Am 23. August konnten auch die EFTA- (Schweiz, Norwegen, Island, Liechtenstein) und die Mercosur-Staaten ihre Verhandlungen über ein Freihandelsabkommen in der Substanz abschließen. Es befreit mittelfristig rund 95 Prozent der EFTA-Ausfuhren in die Mercosur-Staaten von Zollabgaben. Zudem werden technische Handelshemmnisse abgebaut, der Marktzugang für EFTA Dienstleistungserbringer erleichtert und die bilateralen Wirtschaftsbeziehungen generell gestärkt.

Das FHA verhindert eine Schlechterstellung der Unternehmen im EFTA-Raum gegenüber denen in der EU. Beide FHA sind sich inhaltlich sehr ähnlich. Zu den zentralen Punkten des Abkommens zählen ein weitgehend freier Zugang für EFTA-Industrieprodukte, Quoten für ausgewählte Mercosur-Agrarexporte und ein Patentschutz für Schweizer Pharmakonzerne.

Im Agrarbereich gewährt beispielsweise die Schweiz für ausgewählte Produkte erstmals auch bilaterale Kontingente außerhalb ihrer WTO-Verpflichtungen.

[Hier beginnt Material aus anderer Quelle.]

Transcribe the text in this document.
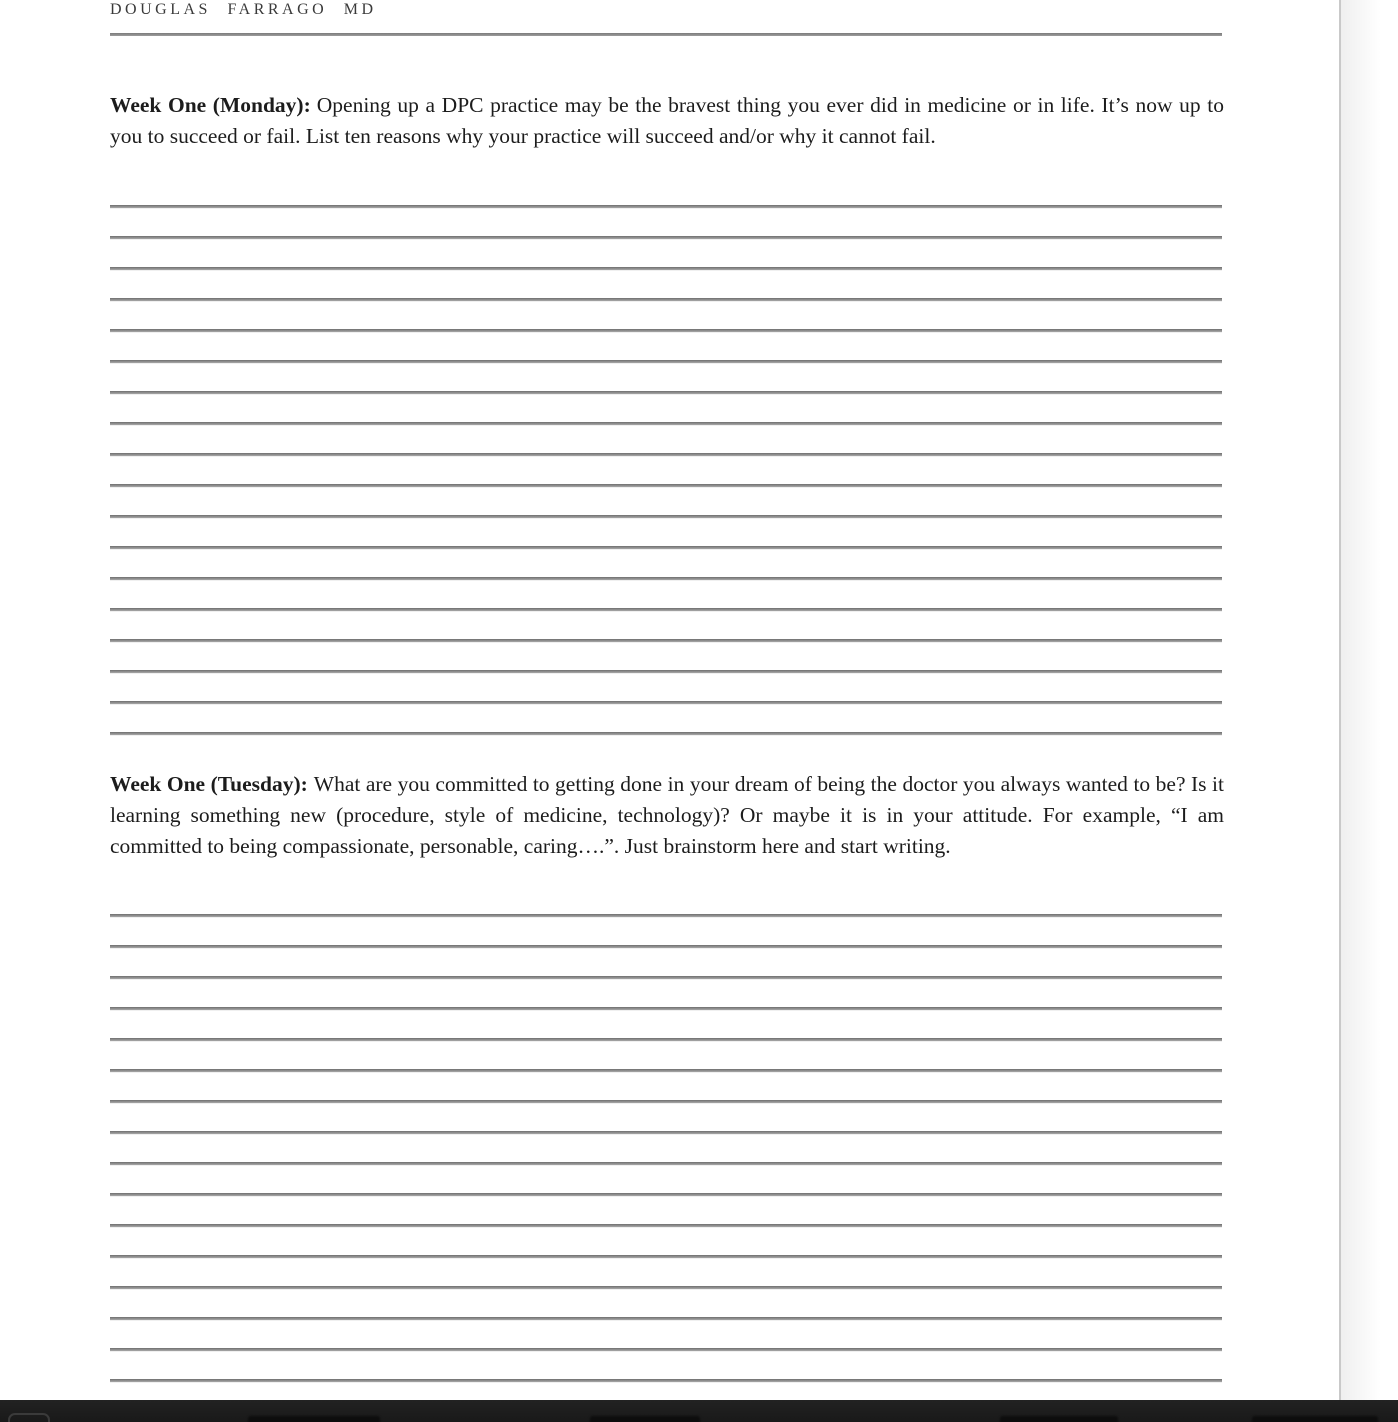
DOUGLAS FARRAGO MD

Week One (Monday): Opening up a DPC practice may be the bravest thing you ever did in medicine or in life. It’s now up to you to succeed or fail. List ten reasons why your practice will succeed and/or why it cannot fail.

Week One (Tuesday): What are you committed to getting done in your dream of being the doctor you always wanted to be? Is it learning something new (procedure, style of medicine, technology)? Or maybe it is in your attitude. For example, “I am committed to being compassionate, personable, caring….”. Just brainstorm here and start writing.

Diese Konzessionen wurden so ausgestaltet, dass sie die Ziele der Schweizer Agrarpolitik nicht in Frage stellen. Das Abkommen soll spätestens im Jahr 2021 ratifiziert werden. Es bleibt abzuwarten, ob es bis dahin die Referendum-Hürde in der Schweiz erfolgreich genommen hat.

Türöffner IT.
Die Komplexität der neuen FHA überfordert viele kleine und mittlere Unternehmen (KMU). Internationale Softwarehäuser wie E2open bieten jedoch ausgefeilte Softwarelösungen an, die Unternehmen bei der Feststellung der Dokumentenpflichten und Sonderanforderungen, der Generierung der notwendigen Export- und Importdokumente und beim Dokumentenmanagement unterstützen. Sie helfen bei der Produktklassifizierung und Identifizierung der korrekten Zolltarife.
Sie assistieren beim Erstellen und Verwalten von Ursprungszeugnissen. Und für den Export von Dual-Use-Gütern bieten sie Unterstützung bei der Einrichtung rechtskonformer Exportkontrollprozesse.

Die Software vereinfacht Preisvergleiche auf Einstandskosten-Basis und hilft bei der Festlegung optimaler Lieferbedingungen. Sie erhöht das Bewusstsein für Zollvorteile oder Quotenbeschränkungen und öffnet die Augen für neue Handelsmöglichkeiten. Sie reduziert Trade-Compliance-Risiken, spart Zeit gegenüber manuellen Recherchen und steigert Supply-Chain-Management-Effizienz und Supply-Chain-Transparenz. Die E2open Global Trade Management-Lösungen basieren auf einer umfassenden, tagesaktuellen Datenbank. Mit Inkrafttreten des FHA werden die neuen Zolltarife und andere zolltechnische Anforderungen automatisch ins System gespeist. So können Kunden sofort von den Vorteilen des FHA in Form von niedrigeren Zollabgaben und Gebühren profitieren.

Fazit:
Mit den neuen Freihandelsabkommen hoffen Europas Politiker, dem Vormarsch Chinas in Südamerika Einhalt gebieten zu können. Doch es gibt hier und in den Mercosur-Ländern noch viele Widerstände zu überwinden. Gründe sind u.a. die seit Jahren anhaltende Wirtschaftskrise in Argentinien und Brasilien, aber auch die lahmende Weltwirtschaft. Die große Mehrheit der Unternehmen in der EU und im Mercosur sind KMU. Einigen eröffnen sich interessante Exportmöglich-keiten, andere fürchten mehr Wettbewerb. Eine spezielle Website soll den KMU den Marktzugang erleichtern. Dies allein wird nicht genügen. Der stufenweise Abbau der Zollschranken über mehrere Jahre und komplexe Ursprungsregeln stellen hohe Anforderungen an die Unternehmen. Diese sind nur durch eine durchgehende Digitalisierung der Exportprozesse zu meistern. Dadurch kann die Zusammenarbeit mit den Handelspartnern, Zollbehörden und Verzollungspartnern transparenter, durchgängiger und kostengünstiger gestaltet werden.  (AM)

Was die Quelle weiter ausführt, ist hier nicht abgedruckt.